Earlier this year, a government report found that the U.S. birth rate dropped for the fifth year in a row, reaching its lowest rate in 35 years. Experts suggested a potential population crisis and the inevitable demise of the human race, all because more women are choosing not to have children.
Now, a survey by the Pew Research Center has found that 44% of Americans age 18-19 without kids say it's "unlikely" or "not too likely" that they'll have kids ... ever. As a result of the media coverage detailing why more women are declining to reproduce (financial constraints, low marriage rates, more opportunities for women), there is a palpable moms vs. non-moms dynamic — which pits women against one another just because their personal and reproductive health care decisions may not align.
But, if it takes a village to raise a baby, we need kid-free people to help create that village.
As a woman who has made the personal decision to have children, I don't think a person who decides not to have a child is a person who has decided not to parent. They are parenting, even if it's finding the best ways to parent themselves, and we all — moms included — benefit from their kid-free acts of caregiving.
My sons, ages 7 and 3, certainly benefit from having more than a few "kid-free parents" in their lives. Their aunties, for example, love on them as if they were their own — at times my pseudo-sisters are even better prepared for a looming birthday or an anxiety-inducing first day of school than my sons' forever-procrastinating mother (hi!).
They're the friends who don't get tired of playing with my kids because they're not already clocking in three hours of "tummy time" with their own offspring. They're the visitors most fascinated by the cute thing my 3-year-old just did or that silly thing my 7-year-old just said; new parents in their own right, watching little lives flourish in real time, just like I did the first time my sons crawled or walked or spoke their first spit-covered word.
My child-free friends are the gatekeepers to all the whispered secrets my sons ask them to keep — harmless closet skeletons now ("I took an extra piece of candy, don't tell mom.") that, one day, will remind my boys that their kid-free parents are trustworthy, supportive and loving. They will be the guiding light for my sons when they stray too far away to see the lighthouse I've built.
They're also the people I turn to most often when I need mothering — the ones who mother the moms who are encouraged to put themselves last in the name of acceptable parenting. When I feel lost, they help me return to myself. When I feel like I am failing, they remind me of the near-Herculean efforts I make every day to best support my children — things moms are made to feel uncomfortable celebrating but are the very things that fuel our families.
Sure, at times I feel as if my decision to have children is one they don't quite understand and, from time to poop-smeared time, even judge. From the latest financial crisis and recycled fears of overpopulation, to climate change and global warming, parents are no stranger to birth-related scrutiny either. Women who have decided to have children also parent other people, too, including their own parents, friends' kids, nephews, nieces, and community members. As shown time and time again, you don't have to give birth to someone in order to be the mother, father, or parental figure in their life.
And yes, there are more than a few moments when I find myself jealous of my child-free friends' spontaneous vacations, lazy Sunday mornings and expendable incomes. No, I can't think about the half a million dollars people save when they don't have children without wanting to burn my bank statements. But I can think about all the ways the non-moms in my life have made me a better person, woman and mother.
I think about the loving ways my friend cares for her geriatric dog — how she carries her outside every morning; the elaborate birthday party carefully coordinated and photographed; the way she puts love into every mundane action and important detail.
Or how my best friend was present for the birth of my first baby. As I became a mom she was simultaneously becoming an aunt, and suddenly such a big change didn't feel so scary. She was there.

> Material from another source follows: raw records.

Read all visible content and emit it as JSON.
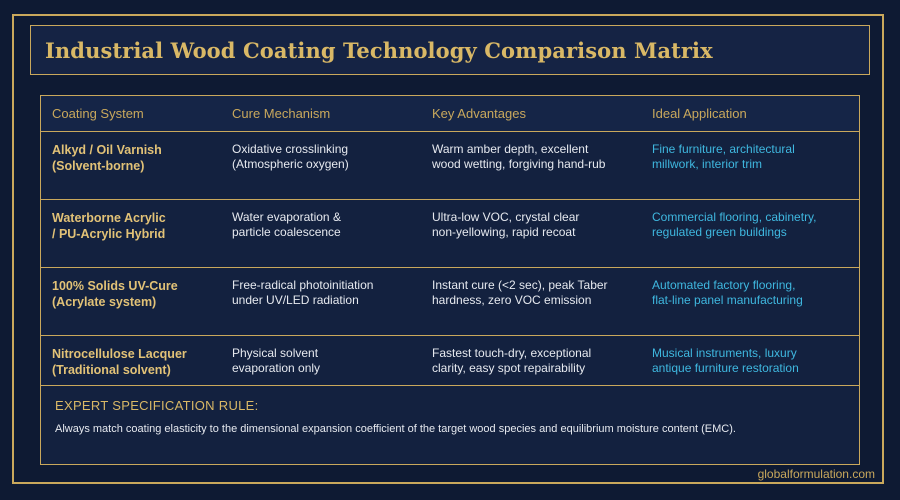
{
  "title": "Industrial Wood Coating Technology Comparison Matrix",
  "table": {
    "headers": [
      "Coating System",
      "Cure Mechanism",
      "Key Advantages",
      "Ideal Application"
    ],
    "rows": [
      {
        "system": [
          "Alkyd / Oil Varnish",
          "(Solvent-borne)"
        ],
        "cure": [
          "Oxidative crosslinking",
          "(Atmospheric oxygen)"
        ],
        "advantages": [
          "Warm amber depth, excellent",
          "wood wetting, forgiving hand-rub"
        ],
        "application": [
          "Fine furniture, architectural",
          "millwork, interior trim"
        ]
      },
      {
        "system": [
          "Waterborne Acrylic",
          "/ PU-Acrylic Hybrid"
        ],
        "cure": [
          "Water evaporation &",
          "particle coalescence"
        ],
        "advantages": [
          "Ultra-low VOC, crystal clear",
          "non-yellowing, rapid recoat"
        ],
        "application": [
          "Commercial flooring, cabinetry,",
          "regulated green buildings"
        ]
      },
      {
        "system": [
          "100% Solids UV-Cure",
          "(Acrylate system)"
        ],
        "cure": [
          "Free-radical photoinitiation",
          "under UV/LED radiation"
        ],
        "advantages": [
          "Instant cure (<2 sec), peak Taber",
          "hardness, zero VOC emission"
        ],
        "application": [
          "Automated factory flooring,",
          "flat-line panel manufacturing"
        ]
      },
      {
        "system": [
          "Nitrocellulose Lacquer",
          "(Traditional solvent)"
        ],
        "cure": [
          "Physical solvent",
          "evaporation only"
        ],
        "advantages": [
          "Fastest touch-dry, exceptional",
          "clarity, easy spot repairability"
        ],
        "application": [
          "Musical instruments, luxury",
          "antique furniture restoration"
        ]
      }
    ]
  },
  "rule": {
    "title": "EXPERT SPECIFICATION RULE:",
    "text": "Always match coating elasticity to the dimensional expansion coefficient of the target wood species and equilibrium moisture content (EMC)."
  },
  "footer": "globalformulation.com",
  "colors": {
    "background": "#0e1a33",
    "gold": "#c9a85c",
    "cyan": "#3fb8e0"
  }
}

And how my child-free friend is working so hard to parent herself with love and kindness as she navigates her mental health struggles, silently encouraging us all — through her actions and vulnerability alone — to do the same.
And how my friends make continuous, concerted efforts to celebrate themselves. They acknowledge that the choice and ability to procreate does not make a woman more of a woman, and they don't view motherhood as an inevitability but as a personal, medical decision — reminding me that "mother" is just part, and not the whole, of who I am.
So while the experts continue to share the potential global ramifications of another historically low birth rate, and media personalities pontificate on the pros and cons of women's personal and reproductive choices, I'll say another silent thank you for the women deciding not to have kids.